Cancer risks in a historical UK cohort of benzene exposed workers

  1. T Sorahan1,
  2. L J Kinlen2,
  3. R Doll3
  1. 1Institute of Occupational and Environmental Medicine, University of Birmingham, Edgbaston, Birmingham, UK
  2. 2Cancer Research UK Cancer Epidemiology Research Group, Gibson Building, Radcliffe Infirmary, Oxford, UK
  3. 3Clinical Trial Service Unit and Epidemiological Studies Unit, Harkness Building, Radcliffe Infirmary, Oxford, UK
  1. Correspondence to:
 Prof. T Sorahan
 Institute of Occupational and Environmental Medicine, University of Birmingham, Edgbaston, Birmingham B15 2TT, UK; T.M.Sorahanbham.ac.uk
  • Accepted 15 December 2004

Abstract

Aims: To examine mortality from different causes and cancer incidence among a cohort of benzene workers in England and Wales.

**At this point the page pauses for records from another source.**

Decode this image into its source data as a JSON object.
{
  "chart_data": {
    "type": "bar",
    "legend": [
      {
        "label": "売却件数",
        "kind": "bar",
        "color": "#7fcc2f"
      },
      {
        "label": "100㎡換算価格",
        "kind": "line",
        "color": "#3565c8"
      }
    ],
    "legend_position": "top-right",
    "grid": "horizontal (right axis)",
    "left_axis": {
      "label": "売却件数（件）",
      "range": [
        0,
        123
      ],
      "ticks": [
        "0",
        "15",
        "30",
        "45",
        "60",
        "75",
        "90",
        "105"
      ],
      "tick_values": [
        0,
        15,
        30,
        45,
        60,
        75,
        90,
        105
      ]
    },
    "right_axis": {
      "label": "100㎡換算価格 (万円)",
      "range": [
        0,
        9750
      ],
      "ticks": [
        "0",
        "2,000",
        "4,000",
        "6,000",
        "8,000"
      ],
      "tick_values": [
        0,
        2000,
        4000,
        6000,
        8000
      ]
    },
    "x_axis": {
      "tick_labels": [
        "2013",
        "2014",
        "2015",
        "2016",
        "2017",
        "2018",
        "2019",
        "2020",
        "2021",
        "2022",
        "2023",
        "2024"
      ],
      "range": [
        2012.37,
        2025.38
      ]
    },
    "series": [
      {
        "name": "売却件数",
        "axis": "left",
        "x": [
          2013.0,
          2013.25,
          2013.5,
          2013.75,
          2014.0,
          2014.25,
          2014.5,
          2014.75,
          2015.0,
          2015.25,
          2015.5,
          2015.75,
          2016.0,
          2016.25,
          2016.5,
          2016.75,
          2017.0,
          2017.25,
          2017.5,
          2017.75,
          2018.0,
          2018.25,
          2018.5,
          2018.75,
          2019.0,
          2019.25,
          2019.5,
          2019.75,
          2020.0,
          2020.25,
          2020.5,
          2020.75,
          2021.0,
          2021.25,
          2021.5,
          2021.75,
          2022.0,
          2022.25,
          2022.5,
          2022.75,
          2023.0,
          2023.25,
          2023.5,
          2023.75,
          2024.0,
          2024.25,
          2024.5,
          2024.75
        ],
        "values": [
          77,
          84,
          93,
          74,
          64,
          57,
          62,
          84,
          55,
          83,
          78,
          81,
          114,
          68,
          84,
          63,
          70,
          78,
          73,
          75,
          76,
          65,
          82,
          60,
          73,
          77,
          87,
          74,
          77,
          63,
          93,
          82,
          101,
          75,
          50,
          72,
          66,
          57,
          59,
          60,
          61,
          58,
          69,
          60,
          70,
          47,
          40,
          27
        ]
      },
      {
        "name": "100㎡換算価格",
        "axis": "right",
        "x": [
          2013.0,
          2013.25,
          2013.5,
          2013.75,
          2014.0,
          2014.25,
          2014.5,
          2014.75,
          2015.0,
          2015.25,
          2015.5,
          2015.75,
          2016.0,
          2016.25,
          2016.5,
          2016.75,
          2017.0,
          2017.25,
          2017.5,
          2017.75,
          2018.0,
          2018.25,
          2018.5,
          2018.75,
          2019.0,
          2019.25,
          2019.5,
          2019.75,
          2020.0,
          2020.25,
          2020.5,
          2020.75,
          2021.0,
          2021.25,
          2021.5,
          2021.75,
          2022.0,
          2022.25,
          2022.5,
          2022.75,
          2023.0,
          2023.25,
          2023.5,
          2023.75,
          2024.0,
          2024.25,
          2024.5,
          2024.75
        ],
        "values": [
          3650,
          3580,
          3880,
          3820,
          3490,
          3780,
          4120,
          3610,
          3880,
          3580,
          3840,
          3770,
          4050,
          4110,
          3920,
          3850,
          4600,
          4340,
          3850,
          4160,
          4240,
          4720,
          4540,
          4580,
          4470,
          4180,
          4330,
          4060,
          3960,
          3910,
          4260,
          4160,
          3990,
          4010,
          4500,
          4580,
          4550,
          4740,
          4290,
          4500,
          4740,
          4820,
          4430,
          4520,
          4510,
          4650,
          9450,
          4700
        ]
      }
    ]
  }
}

Methods: A cohort of 5514 workers who had been occupationally exposed to benzene in 1966/67 or earlier was assembled by the former Factory Inspectorate and the Medical Research Council from details provided by 233 employers in England and Wales. The cohort was followed up for mortality (1968–2002) and cancer registrations (1971–2001). National mortality rates and cancer registration (incidence) rates were used to calculate standardised mortality ratios and standardised registration ratios.

Results: Mortality was close to expectation for all causes and significantly increased for cancer of the lip, cancer of the lung and bronchus, secondary and unspecified cancers, acute non-lymphocytic leukaemia (ANLL), and all neoplasms. Significant deficits were shown for three non-malignant categories (mental disorders, diseases of the digestive system, accidents). SMRs for other leukaemia, lymphomas, and multiple myeloma were close to or below expectation. There was some evidence of under-ascertainment of cancer registrations, although significantly increased SRRs were shown for lung cancer and cancer of the pleura (mesothelioma).

Conclusions: Many study subjects would have been exposed to carcinogens other than benzene (for example, asbestos, rubber industry fumes, foundry fumes, polycyclic aromatic hydrocarbons), and the excesses of lung cancer and mesothelioma are likely to reflect exposures to these other carcinogens. The carcinogenic effects of benzene exposure on the lymphohaematopoietic system were limited to ANLL.